Argumento que respaldó la Corporación Autónoma Regional de Cundinamarca (CAR) que, a través de su Red Hidrometeorológica, logró establecer que desde agosto del año anterior se viene registrando un déficit en las precipitaciones en su jurisdicción, situación que ha persistido durante este 2020, afectando - según esa entidad- considerablemente las reservas de los embalses de Tominé, Sisga y Neusa, correspondientes al agregado Norte, que abastecen a Bogotá y la sabana. 

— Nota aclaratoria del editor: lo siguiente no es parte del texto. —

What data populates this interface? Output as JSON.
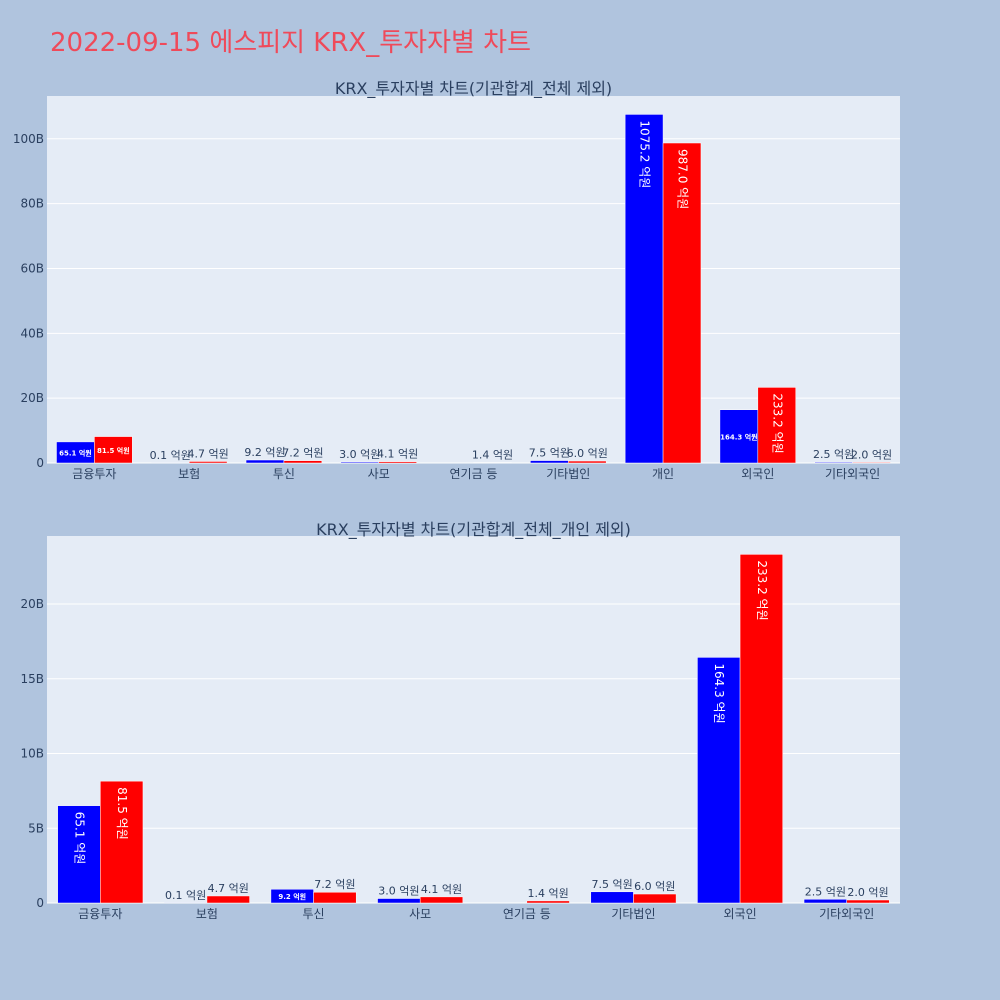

Embalse de El Sisga. Foto: Nicolás Acevedo Ortiz/Alianza Grupo Río Bogotá

"Actualmente se encuentran en 36 por ciento de su capacidad. El de Sisga es el más crítico, debido a que registra un 30 por ciento", informó esa corporación, que recalcó que, desde abril, que es un mes típico de altas precipitaciones, hasta hoy, las lluvias han estado por debajo de lo habitual.

Según el reporte, ha llovido un 40 por ciento menos de lo que debía haber llovido en este período. Aunque la CAR descarta un racionamiento, reitera el llamado al ahorro y uso eficiente del agua, petición que también fue realizada por el Ideam, entidad que solicitó, además, aumentar los proyectos de cosecha de aguas lluvias y activar los planes de contingencia para prevenir la pérdida del recurso hídrico.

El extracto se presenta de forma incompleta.